Lemmon warf ihr einen Blick zu. Sie sah sich mit besonderer Konzentration einen verbogenen Nagel an. »Glaubst du …?«

Er zuckte die Schultern. »Wer weiß.«

Die drei Männer sahen eine Weile verstohlen zu ihr hinüber, dann schüttelte Lemmon bestimmt den Kopf. »Ach was. Doch nur ein Kind.« Aber er sprach jetzt ziemlich leise.
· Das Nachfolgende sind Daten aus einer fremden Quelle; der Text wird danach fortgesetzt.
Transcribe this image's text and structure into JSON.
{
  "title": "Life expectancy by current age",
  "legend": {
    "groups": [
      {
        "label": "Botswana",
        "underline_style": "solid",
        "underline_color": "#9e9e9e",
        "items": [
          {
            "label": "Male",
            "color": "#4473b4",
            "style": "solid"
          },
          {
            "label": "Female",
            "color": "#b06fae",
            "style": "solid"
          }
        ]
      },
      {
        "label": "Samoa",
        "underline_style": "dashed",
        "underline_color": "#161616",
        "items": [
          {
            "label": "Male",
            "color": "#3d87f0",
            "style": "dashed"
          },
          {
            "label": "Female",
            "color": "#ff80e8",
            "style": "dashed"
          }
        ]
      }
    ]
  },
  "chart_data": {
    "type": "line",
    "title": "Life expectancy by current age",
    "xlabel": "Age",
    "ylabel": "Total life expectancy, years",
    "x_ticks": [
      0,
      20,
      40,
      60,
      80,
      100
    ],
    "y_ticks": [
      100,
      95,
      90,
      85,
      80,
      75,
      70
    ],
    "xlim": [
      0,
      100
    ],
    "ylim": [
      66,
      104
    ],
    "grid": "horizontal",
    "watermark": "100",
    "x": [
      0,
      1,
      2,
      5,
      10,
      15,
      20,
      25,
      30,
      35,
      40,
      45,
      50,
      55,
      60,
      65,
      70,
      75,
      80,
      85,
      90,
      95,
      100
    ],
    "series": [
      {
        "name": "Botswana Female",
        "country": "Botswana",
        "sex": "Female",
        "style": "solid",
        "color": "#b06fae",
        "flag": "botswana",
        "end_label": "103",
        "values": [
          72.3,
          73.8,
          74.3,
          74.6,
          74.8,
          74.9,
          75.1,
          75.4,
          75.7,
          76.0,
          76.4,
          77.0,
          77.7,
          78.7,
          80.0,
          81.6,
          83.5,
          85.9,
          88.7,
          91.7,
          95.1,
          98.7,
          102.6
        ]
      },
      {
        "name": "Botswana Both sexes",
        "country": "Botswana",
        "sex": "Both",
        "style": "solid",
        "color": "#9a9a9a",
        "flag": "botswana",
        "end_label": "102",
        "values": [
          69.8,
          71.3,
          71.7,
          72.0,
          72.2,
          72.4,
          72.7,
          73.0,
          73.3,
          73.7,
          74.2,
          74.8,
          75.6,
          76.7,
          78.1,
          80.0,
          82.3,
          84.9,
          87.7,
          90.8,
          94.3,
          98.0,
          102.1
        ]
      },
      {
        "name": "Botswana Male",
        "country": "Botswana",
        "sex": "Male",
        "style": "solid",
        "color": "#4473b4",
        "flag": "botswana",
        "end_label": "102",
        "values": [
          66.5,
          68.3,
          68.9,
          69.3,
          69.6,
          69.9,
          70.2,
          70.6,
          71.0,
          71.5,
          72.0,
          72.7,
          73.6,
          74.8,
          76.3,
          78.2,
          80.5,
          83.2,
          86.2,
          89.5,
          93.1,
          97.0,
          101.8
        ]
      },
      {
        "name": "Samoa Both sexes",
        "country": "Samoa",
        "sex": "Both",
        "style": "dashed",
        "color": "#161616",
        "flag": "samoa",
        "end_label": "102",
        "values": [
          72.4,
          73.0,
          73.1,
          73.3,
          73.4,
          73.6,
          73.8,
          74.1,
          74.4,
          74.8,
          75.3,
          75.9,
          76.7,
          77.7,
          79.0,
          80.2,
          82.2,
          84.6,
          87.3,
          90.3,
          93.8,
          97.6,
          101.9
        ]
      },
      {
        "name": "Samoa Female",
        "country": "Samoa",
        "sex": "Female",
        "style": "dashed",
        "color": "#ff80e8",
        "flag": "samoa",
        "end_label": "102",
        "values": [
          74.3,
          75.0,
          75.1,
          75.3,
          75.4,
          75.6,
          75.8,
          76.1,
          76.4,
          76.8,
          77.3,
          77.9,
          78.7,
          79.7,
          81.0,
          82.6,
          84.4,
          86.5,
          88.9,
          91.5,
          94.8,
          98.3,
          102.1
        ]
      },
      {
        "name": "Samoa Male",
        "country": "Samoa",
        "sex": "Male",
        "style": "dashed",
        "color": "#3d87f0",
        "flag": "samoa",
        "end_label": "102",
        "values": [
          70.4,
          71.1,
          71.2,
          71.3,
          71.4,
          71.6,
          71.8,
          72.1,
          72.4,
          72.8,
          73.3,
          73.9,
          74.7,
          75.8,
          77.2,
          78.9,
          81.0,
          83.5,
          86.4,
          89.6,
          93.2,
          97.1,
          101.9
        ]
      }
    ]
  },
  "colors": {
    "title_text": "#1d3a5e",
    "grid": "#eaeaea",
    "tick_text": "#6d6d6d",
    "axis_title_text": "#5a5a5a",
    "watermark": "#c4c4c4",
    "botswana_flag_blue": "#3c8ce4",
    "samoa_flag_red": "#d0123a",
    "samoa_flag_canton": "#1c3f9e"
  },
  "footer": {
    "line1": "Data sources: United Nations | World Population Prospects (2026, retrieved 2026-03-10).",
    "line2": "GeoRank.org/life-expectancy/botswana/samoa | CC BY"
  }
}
»Vor zwei Tagen hier aufgekreuzt? Harkys Schoßhündchen? Kann seinen Arsch nicht von seinem Ellbogen unterscheiden?« Der dritte Mann sprach bewusst lauter, beugte sich vor und präsentierte den unbestreitbaren Beweis: »Und vergesst nicht – Harky hat ihn vor Keenan bewahrt, obwohl der kleine Jenkins so viel abgekriegt hat.«

»Komm schon, kein Kind sollte man so verprügeln.«

»Eben – auch Jenkins nicht, obwohl er ein neugieriger kleiner Hurensohn ist.«

Lemmon schnaubte. »Schon gut. Wofür soll Harky denn ein Schoßhündchen wollen?«

Der misstrauische Zimmermann seufzte entnervt. »Fällt euch Dösköppen denn gar nichts auf? Harky hat die Baustelle doch nicht mehr im Griff. Erst dieser Quatsch mit dem Geist. Dann Wick. Und gestern hat einer von den Glasern gesagt, dass so ein Offizieller kommt, um Harkys Arbeit zu überprüfen. Die wär nicht sauber.«

Lemmon dachte eine Weile nach. »Aber was hat das denn damit zu tun? Was kann denn so ein Lümmel für Harky tun?«

»Lauschen. Geschichten weitererzählen. Dafür sorgen, dass man gefeuert wird …« Er ließ seine Aussage provozierend in der Luft hängen.

Die drei Männer starrten Mary erneut an. Sie versuchte, so zu tun, als merke sie nichts und sei völlig in ihre Arbeit versunken. Als die Schreiner mit ihrer Tuschelei angefangen hatten, hatte sie befürchtet, dass es um ihr Geschlecht ging. Vermuteten sie womöglich, dass »Mark Quinn« doch kein zwölfjähriger Junge war? Aber als sie andeuteten, sie spioniere vielleicht für Harkness, war sie auch nicht gerade erleichtert. Sie waren einfach zu dicht an der Wahrheit.

Die Zimmerleute waren nicht die Einzigen, die ihr argwöhnisch begegneten. Das wurde klar, als der Morgen fortschritt und Mary die Runde machte und Geld für die Rum-Aktion einsammelte. Die Männer zahlten natürlich, aber sie machten nicht mehr so unbeschwerte Scherze wie gestern. Während der Teepause ließen sich die Männer von ihr bedienen, zogen sich zum Reden dann aber in kleine Gruppen zurück. Und bildete sie sich das nur ein oder waren ihre Stimmen gedämpfter als gestern? Es war nicht nur das Fehlen von Peter Jenkins, das sie verstummen ließ. Das Gefühl hatte sie in zunehmendem Maße.